Ma occorre arrivare al XVI secolo per trovare una trattazione esauriente e, con essa, i
principi di gran parte della moderna discussione sulla parodia.
Da una prima definizione di parodia come di una Rapsodia Inversa, ovvero un testo
che, con modificazioni verbali, produce un senso comico, ad una datata 1557 di
Estienne nel suo “Primo trattato specifico e sistematico sulla parodia”, dove compare
l’idea che la parodia distolga un testo preesistente dal suo significato originario e lo
rivolga ad altro o altri significati, operando mediante modifiche, il più minute
possibili, della lettera originaria.
Da queste prime definizioni si notano già alcune caratteristiche tipiche della parodia
ovvero: la dialettica di conservazione e trasformazione del modello, l’idea del
rovesciamento del piano semantico originale, la comicità e la variabilità delle
dimensioni del bersaglio.
E’ però risalente al XIX secolo un giudizio alquanto negativo, che si è protratto negli
anni, su questa forma letteraria considerata come qualcosa di livello basso,
espressione di un gusto plebeo che gode ad avvilire tutto ciò che è nobile ed elevato.

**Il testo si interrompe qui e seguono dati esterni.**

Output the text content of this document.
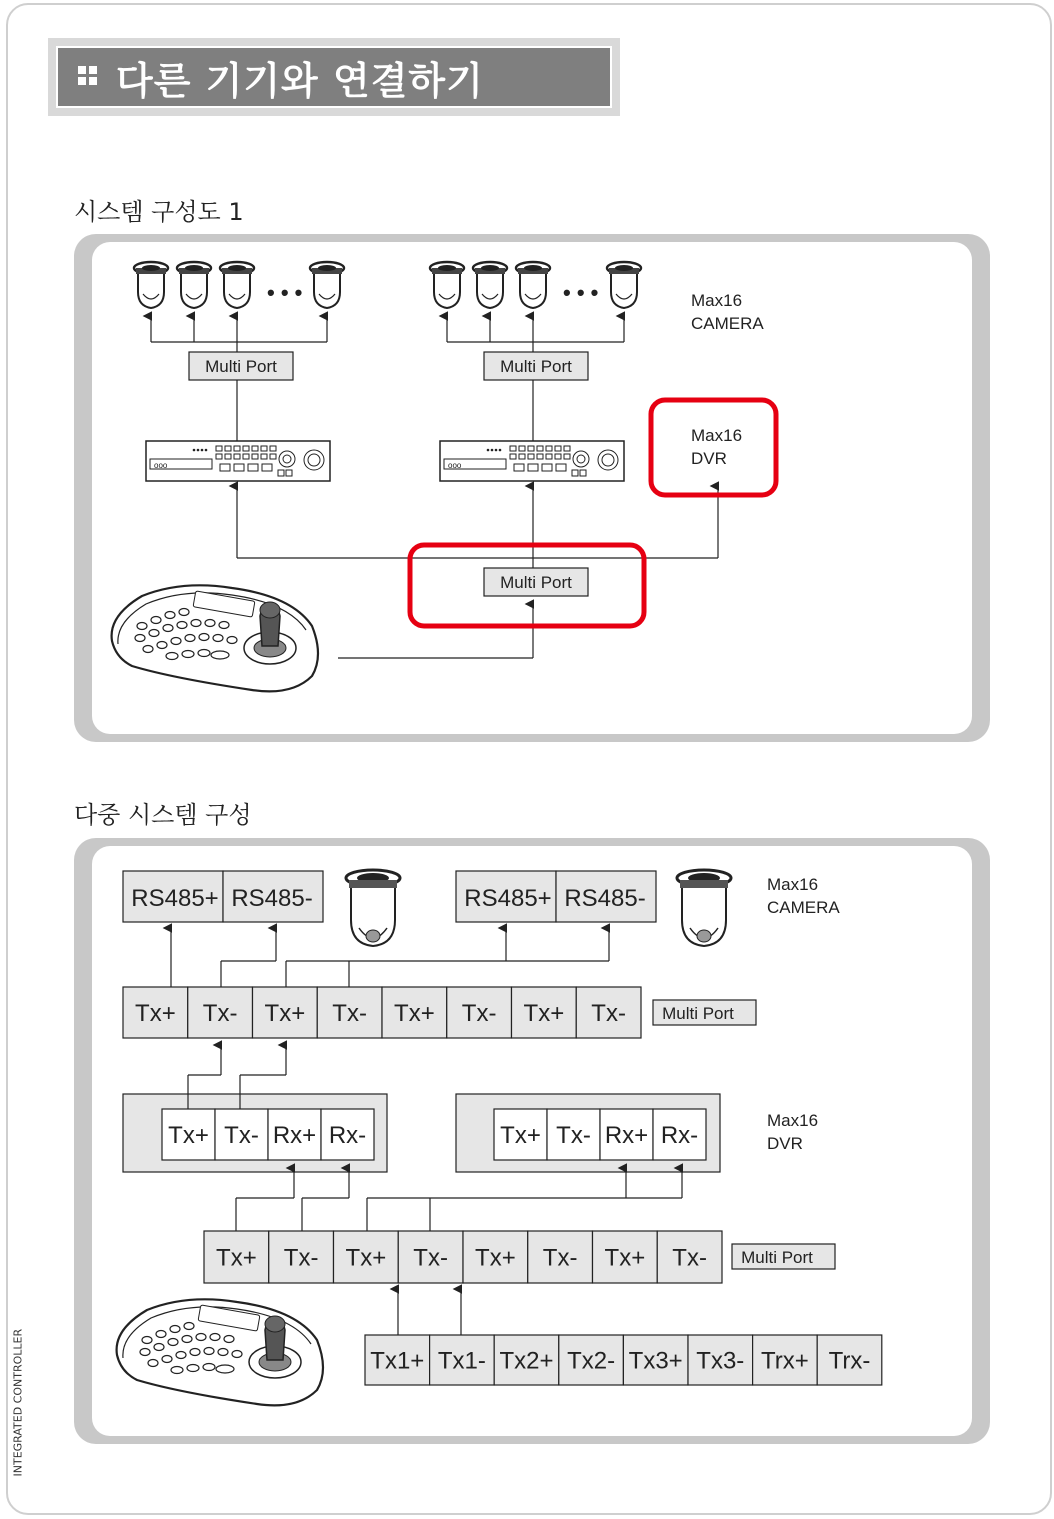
다른 기기와 연결하기
시스템 구성도 1
ooo
• • •	• • •
Multi Port	Multi Port
Multi Port
Max16
CAMERA
Max16
DVR
다중 시스템 구성
RS485+ RS485-	RS485+ RS485-
Max16
CAMERA
Tx+ Tx- Tx+ Tx- Tx+ Tx- Tx+ Tx- Multi Port
Tx+ Tx- Rx+ Rx-	Tx+ Tx- Rx+ Rx-
Max16
DVR
Tx+ Tx- Tx+ Tx- Tx+ Tx- Tx+ Tx- Multi Port
Tx1+ Tx1- Tx2+ Tx2- Tx3+ Tx3- Trx+ Trx-
INTEGRATED CONTROLLER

(Goethe). Questo giudizio verrà rivisto soltanto nel ’900 in quanto la parodia appare
ora come una forma di imitazione critica, che esagera le debolezze del proprio
modello contribuendo ad abbattere opere fino a quel momento venerate, per far
spazio a nuove espressioni letterarie, in quel procedimento dialettico con cui il
presente si libera del passato.
Vengono inoltre in questo periodo sottolineate le funzioni di critica e di
smascheramento comico delle strutture del potere, oltre a quella che Massimo
Bonafin definisce Temporalità, ovvero la corrispondenza peculiare della parodia con
una determinata fase storica.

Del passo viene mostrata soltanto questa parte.